В президиуме недолго пошептались, потом декан сказал:
— Студентка Менжерес отводит свою кандидатуру. Это ее право. Думаю, у нас найдутся товарищи, которые охотно поработают на благо всех…
После собрания Бойко попросил задержаться на несколько минут секретаря комсомольского бюро и нового старосту Загребельного.
— Вот что я хотел сказать вам, хлопцы. Еще в тридцатые годы знал я профессора Менжереса — работал он тогда в нашем институте.
— Вот номер! — искренне удивился Загребельный.
— Отец нашей студентки был одним из поборников «самостийности», у него в доме постоянно собиралась националистически настроенная молодежь.
— Все понятно, — резко сказал секретарь бюро. — Яблоко от яблони падает недалеко…
— Не торопись с выводами, Руденко, — оборвал комсорга декан. — В биографии Ивы есть и другие страницы — немецкий концлагерь, скитания по Европе. Девушка горя хлебнула немало, отсюда и ее озлобленность. Конечно, кое-что досталось в наследство и от папы. Нам, коммунистам, пришлось в те годы немало поработать, чтобы преодолевать влияние националистически настроенной профессуры на молодежь. Я это рассказываю вам для того, чтобы вы обратили на Иву особое внимание, помогли ей войти в студенческий коллектив, посмотреть на нашу жизнь честными глазами…

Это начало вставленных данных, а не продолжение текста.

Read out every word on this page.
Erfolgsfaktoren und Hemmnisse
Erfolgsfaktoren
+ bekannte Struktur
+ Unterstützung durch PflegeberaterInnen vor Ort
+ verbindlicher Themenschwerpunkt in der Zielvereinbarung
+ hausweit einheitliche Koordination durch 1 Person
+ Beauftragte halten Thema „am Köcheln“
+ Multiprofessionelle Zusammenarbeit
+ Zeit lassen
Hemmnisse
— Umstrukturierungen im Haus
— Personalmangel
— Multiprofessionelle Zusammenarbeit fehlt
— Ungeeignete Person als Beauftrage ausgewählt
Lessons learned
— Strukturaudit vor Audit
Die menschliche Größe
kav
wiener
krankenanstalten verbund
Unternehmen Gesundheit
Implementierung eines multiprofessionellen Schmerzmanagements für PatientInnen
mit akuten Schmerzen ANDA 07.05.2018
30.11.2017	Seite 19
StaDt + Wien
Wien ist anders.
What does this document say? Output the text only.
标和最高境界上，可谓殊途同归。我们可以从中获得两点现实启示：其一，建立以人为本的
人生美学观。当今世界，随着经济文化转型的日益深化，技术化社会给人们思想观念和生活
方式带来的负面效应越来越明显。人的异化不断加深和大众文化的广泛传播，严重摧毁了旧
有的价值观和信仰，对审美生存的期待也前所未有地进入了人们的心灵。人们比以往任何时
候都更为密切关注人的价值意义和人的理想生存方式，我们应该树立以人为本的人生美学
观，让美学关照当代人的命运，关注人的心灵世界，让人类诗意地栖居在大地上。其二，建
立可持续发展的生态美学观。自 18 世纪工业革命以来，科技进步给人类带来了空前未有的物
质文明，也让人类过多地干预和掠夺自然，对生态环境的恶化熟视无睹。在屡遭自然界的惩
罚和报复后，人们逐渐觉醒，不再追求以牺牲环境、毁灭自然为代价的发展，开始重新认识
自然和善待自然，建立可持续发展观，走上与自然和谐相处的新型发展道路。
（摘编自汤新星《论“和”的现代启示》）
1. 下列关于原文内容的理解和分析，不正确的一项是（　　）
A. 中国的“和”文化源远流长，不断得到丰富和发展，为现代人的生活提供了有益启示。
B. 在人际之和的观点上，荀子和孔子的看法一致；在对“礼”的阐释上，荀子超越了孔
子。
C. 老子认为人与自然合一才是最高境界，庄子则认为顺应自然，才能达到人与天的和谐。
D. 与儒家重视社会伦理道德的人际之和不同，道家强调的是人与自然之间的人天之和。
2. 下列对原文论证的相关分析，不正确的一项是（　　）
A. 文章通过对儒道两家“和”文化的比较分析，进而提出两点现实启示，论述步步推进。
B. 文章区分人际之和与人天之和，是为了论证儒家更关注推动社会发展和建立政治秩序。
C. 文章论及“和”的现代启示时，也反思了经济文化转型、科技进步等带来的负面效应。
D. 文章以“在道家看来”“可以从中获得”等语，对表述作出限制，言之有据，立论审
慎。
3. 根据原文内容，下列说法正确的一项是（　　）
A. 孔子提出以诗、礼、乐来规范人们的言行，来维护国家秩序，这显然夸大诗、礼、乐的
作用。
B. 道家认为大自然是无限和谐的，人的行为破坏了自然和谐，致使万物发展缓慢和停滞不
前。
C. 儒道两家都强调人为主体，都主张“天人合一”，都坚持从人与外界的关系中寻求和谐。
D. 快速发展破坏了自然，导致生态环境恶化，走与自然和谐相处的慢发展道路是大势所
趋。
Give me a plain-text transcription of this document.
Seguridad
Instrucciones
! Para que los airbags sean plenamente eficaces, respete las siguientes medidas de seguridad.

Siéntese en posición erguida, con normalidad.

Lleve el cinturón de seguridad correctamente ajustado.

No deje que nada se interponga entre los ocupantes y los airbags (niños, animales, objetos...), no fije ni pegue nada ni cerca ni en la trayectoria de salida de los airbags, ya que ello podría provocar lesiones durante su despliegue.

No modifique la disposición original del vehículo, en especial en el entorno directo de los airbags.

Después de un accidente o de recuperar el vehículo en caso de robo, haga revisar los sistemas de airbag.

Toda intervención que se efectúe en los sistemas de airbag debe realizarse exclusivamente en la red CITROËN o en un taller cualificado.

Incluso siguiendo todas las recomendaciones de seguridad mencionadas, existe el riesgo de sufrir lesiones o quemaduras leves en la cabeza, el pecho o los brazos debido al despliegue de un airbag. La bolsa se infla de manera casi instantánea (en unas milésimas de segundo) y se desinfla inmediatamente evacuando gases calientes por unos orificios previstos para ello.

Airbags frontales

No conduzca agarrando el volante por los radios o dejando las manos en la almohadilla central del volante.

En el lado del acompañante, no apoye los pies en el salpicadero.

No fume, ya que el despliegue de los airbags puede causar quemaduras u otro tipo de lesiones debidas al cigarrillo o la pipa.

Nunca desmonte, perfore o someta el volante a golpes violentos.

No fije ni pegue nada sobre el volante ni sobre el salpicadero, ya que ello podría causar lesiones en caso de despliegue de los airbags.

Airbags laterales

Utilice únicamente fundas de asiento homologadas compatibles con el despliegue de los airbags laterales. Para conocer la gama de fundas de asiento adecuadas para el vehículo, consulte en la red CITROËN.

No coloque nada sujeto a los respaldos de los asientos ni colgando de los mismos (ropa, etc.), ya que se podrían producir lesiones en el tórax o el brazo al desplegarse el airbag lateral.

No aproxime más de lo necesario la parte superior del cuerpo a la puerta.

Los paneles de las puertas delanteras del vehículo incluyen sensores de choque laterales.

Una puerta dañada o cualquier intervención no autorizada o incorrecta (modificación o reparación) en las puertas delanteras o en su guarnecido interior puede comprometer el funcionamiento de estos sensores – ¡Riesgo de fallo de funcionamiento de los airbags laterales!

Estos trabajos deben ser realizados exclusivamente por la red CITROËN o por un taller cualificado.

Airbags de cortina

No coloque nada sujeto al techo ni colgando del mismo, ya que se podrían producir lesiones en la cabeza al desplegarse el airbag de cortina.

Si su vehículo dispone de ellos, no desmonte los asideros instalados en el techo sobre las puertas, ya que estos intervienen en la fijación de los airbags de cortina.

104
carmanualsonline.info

После собрания Ива медленно шла по длинному институтскому коридору: слева — дверь, справа — окно, снова дверь, снова окно. Она ругала себя за несдержанность, резкость, предупреждал ведь вуйко из Явора, чтобы за каждым словом следила, примеряла шаги под новую жизнь. Может, лучше было согласиться в этот старостат? Ну что там за работа — прогульщиков отмечать. Л оно бы все спокойнее. Ива вздохнула.
— Не журись, Иво, — вдруг услышала рядом. Быстренько оглянулась — Оксана Таран, однокурсница. Неслышно подошла, обняла за плечи.
— Не печалься, сестро, говорю. Вот только не пойму, с чего это ты душу напоказ выставила?
— Чтоб не цеплялись больше!
— Молодая, необъезженная, — улыбчиво и доброжелательно иронизировала Оксана. — Видно, мало тебя жизнь трепала, злые ветры ласкали…
— Не жалей — не люблю.
— На сердитых воду возят.
— Какая есть. Только на мне не поедут: где сядут, там и слезут.
Из института вышли вместе. Вечер был теплый, ласковый. День только-только догорел. Студентки шли бульваром — катили навстречу коляски молодые мамаши, мальчишки взбирались на каштаны, трясли деревья, сбивали зеленые, колючие плоды.
— Ты где живешь? — спросила Оксана.
— Я ведь горожанка. У отца был свой дом. Оставили мне в нем от щедрот квартиру.
— А мне говорили — приезжая…
— Можно и так считать. В тридцать седьмом наша семья перебралась в Польшу. Там я и росла. А теперь, этим летом, возвратилась. И никого из родных не нашла — всех война разбросала по свету белому. С большим трудом удалось отхлопотать квартиру, собрать кое-что из имущества. Спасибо, добрые люди помогли. А ты где устроилась?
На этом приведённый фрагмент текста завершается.